In the days leading up to Trump’s last tenure in the White House, many politicians and commentators comforted themselves with the notion that America’s institutions were strong – stronger, in fact, than one man – even the president – and they would ensure that no harm came to the state.
They’re not saying that this time around. Since the election, it’s become clear that Trump is seeking to maximize his personal power way beyond the scope he enjoyed in his first term of office.
A Bigger Bazooka: State Capture in Action
Last year, it fell to the former and short-lived British Prime Minister Liz Truss to lay out the strategy.

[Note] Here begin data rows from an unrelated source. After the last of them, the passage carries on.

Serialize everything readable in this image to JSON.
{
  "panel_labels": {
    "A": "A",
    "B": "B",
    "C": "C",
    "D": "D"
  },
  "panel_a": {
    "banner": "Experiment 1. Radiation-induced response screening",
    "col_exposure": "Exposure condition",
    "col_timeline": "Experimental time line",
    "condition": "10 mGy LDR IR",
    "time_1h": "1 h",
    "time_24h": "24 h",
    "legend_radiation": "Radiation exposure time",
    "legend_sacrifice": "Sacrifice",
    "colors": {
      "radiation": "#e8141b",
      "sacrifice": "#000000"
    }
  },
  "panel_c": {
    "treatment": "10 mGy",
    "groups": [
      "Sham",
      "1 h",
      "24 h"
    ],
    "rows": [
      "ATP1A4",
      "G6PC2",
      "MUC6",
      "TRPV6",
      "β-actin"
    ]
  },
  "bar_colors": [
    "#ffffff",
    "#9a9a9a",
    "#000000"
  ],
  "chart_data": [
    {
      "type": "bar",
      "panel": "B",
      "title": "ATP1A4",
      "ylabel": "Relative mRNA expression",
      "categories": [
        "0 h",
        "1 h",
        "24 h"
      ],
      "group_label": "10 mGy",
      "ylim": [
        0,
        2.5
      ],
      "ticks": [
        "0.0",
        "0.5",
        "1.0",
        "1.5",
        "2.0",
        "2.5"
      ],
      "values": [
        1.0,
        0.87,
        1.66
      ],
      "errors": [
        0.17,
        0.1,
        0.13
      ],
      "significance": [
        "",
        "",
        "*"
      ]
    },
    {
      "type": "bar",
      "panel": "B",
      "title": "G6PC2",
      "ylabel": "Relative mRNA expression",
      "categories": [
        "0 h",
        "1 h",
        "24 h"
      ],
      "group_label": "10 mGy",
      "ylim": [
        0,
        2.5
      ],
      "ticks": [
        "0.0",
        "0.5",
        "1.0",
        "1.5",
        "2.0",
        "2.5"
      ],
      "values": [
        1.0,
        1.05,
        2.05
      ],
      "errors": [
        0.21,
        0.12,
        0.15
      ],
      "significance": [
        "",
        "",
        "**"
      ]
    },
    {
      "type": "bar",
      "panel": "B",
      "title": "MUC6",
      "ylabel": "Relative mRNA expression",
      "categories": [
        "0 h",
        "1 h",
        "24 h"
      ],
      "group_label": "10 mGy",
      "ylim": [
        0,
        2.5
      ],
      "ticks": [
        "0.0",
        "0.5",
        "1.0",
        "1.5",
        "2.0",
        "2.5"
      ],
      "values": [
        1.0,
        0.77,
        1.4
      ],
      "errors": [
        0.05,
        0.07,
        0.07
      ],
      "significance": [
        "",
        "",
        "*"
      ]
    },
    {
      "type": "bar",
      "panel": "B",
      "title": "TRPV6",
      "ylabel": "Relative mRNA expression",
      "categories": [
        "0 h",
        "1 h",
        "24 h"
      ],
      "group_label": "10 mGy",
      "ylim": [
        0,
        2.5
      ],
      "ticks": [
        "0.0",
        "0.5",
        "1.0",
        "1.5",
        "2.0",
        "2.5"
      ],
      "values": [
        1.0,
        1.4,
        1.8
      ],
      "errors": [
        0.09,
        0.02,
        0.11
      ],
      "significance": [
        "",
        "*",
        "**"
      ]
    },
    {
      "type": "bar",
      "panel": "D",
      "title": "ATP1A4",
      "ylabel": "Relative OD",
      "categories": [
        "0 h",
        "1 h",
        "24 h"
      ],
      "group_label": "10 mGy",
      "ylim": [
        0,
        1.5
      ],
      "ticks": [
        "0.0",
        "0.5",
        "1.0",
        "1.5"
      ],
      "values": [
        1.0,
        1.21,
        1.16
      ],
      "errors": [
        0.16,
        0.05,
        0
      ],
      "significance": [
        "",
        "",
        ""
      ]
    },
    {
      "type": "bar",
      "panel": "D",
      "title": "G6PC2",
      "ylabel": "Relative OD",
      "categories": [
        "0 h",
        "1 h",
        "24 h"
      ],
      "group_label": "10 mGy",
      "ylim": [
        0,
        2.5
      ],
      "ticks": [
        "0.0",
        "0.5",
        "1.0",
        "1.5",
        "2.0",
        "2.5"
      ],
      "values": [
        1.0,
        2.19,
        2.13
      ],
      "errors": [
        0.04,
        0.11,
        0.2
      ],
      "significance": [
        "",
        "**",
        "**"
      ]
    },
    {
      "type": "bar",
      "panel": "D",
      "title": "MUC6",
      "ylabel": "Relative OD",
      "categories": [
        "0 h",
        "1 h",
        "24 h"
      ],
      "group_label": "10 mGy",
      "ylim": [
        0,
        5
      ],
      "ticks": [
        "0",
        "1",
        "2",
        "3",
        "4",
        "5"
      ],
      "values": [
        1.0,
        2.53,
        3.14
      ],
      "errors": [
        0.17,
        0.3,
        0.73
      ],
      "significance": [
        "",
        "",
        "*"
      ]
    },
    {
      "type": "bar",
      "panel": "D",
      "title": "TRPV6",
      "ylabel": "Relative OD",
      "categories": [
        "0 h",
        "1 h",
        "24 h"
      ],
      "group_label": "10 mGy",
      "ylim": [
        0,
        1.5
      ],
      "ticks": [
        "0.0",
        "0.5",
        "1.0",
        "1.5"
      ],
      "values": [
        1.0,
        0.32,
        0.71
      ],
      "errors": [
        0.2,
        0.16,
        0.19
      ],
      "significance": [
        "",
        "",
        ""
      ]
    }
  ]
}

She told delegates to an American political conference that gaining power through the ballot box was not enough for Conservatives because they operated in a hostile environment. In effect, they needed a “bigger bazooka” in order to deliver.
That bazooka is nothing less than the state capture now being planned by the Trump team – the filling of key, sensitive positions throughout government, the security services, and the armed forces by teams loyal only to this one man.
If it works, Trump, who has already secured Republican majorities in both houses of Congress and a conservative majority among US Supreme Court judges, will wield more direct power and influence at home than any other president in living memory.
Abroad too, he will bully and cajole and threaten to take what he wants when he wants it.
Global Ambitions and Greenland’s Defiance
In recent days, Trump has let it be known that he wishes to “acquire” Greenland, an autonomous territory between the Atlantic and Arctic oceans, and wouldn’t rule out taking it by force for security reasons.
Denmark, which controls the island’s foreign and defense policy, has made it clear that Greenland is not for sale.
Perhaps the inhabitants, forged by a climate infinitely more hostile than Mar-a-Lago, will yet show the billionaire what it’s like to say no – and mean it!